I’ve just launched my kayak downtown when a pontoon boat streams by, piloted by the wiry, passionate Dan Wire, on yet another tour. Descended from sea captains, he grew up on the rivers here, worked on different boats (towing, fishing, dredging) and led a 33-year career as a high school shop teacher. Through those decades, he’s advocated to clean up these waters and get more people to appreciate them. In January, the city hired him to mind the health of the riverbanks and watershed as its new riparian maintenance supervisor.

I caught up with him later, and he proudly told me what the large cranes are doing downtown on the south bank of the St. Marys. Promenade Park, due to be finished next summer, will boast a large pavilion for events, a new band shell and launch sites for tour boats. An educational rain garden and bioswale will keep water from draining off. In a separate feature, kids will move doors that regulate water as it recirculates, splashing over rocks and into pools.

On the wooded north bank, an extra 150 trees will be planted, and a treetop trail made of metal and wood will rise 20 to 30 feet in the air. The public canoe/kayak launch by Fort Wayne Outfitters will be made handicapped accessible. Track the park’s progress at riverfrontfw.org.
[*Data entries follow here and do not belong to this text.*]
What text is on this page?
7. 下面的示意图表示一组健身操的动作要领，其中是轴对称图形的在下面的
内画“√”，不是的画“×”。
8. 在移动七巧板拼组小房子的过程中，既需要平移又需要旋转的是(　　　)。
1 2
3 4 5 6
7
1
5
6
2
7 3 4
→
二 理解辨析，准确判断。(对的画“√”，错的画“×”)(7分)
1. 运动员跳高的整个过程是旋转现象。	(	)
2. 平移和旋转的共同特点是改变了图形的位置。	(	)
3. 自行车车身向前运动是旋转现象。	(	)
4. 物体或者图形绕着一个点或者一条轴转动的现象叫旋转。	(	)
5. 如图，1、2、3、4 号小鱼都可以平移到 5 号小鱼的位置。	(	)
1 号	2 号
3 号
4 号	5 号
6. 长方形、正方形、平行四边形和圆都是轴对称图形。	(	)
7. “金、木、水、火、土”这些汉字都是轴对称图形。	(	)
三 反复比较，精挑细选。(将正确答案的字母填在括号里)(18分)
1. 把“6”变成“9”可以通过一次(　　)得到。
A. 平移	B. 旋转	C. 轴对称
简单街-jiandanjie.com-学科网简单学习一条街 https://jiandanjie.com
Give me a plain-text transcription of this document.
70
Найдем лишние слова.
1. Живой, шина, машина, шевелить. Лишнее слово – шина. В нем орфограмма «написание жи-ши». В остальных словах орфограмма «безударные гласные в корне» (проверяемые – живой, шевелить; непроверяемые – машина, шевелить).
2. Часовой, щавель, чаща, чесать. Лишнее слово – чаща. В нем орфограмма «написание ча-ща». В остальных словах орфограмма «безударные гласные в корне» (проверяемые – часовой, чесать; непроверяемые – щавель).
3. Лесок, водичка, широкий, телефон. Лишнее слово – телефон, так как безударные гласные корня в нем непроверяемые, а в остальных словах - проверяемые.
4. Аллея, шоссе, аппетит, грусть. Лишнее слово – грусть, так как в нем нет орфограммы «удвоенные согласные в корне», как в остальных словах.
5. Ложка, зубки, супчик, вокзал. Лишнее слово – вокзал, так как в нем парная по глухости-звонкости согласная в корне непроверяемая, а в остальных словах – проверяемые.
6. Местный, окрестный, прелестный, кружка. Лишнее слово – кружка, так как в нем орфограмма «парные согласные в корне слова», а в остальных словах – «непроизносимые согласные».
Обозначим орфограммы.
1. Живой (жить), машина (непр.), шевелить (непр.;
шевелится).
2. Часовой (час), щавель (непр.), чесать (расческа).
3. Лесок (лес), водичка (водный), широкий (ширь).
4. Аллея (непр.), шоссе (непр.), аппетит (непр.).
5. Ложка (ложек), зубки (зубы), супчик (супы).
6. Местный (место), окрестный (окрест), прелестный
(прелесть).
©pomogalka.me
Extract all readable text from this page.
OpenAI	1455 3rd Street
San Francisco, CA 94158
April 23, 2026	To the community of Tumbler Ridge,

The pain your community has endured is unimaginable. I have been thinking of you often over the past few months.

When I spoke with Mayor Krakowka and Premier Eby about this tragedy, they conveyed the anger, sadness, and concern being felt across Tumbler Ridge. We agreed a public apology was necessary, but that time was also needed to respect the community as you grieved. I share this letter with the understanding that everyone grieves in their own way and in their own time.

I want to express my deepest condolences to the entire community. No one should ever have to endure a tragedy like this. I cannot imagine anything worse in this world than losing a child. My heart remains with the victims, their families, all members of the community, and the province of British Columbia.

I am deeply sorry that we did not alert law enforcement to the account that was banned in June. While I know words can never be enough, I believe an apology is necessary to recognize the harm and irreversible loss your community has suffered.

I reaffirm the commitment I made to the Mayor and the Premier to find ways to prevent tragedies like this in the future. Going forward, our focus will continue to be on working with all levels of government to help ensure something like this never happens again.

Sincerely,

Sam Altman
Turtles and herons may lure the kayakers. Economics lure big projects like this, where the $26 million cost is born mostly by companies and private foundations, Wire says. Near it an apartment project worth $67 million will rise.

“Big businesses need talented employees,” he says. “This is a draw.”

Last year, the local nonprofit group Friends of the Rivers launched a newly built, 54-foot canal boat called Sweet Breeze, a replica that pays homage to the former Wabash and Erie Canal that flowed here in the mid-1800s. With room for about 40 passengers in rows of chairs or with tables, too, the sleek blue craft can host either natural history tours or cocktail parties while traveling 3 to 6 miles.

Its mission, says Wire, who has overseen that project, too, is “to get people on the river so they understand how usable the rivers are.”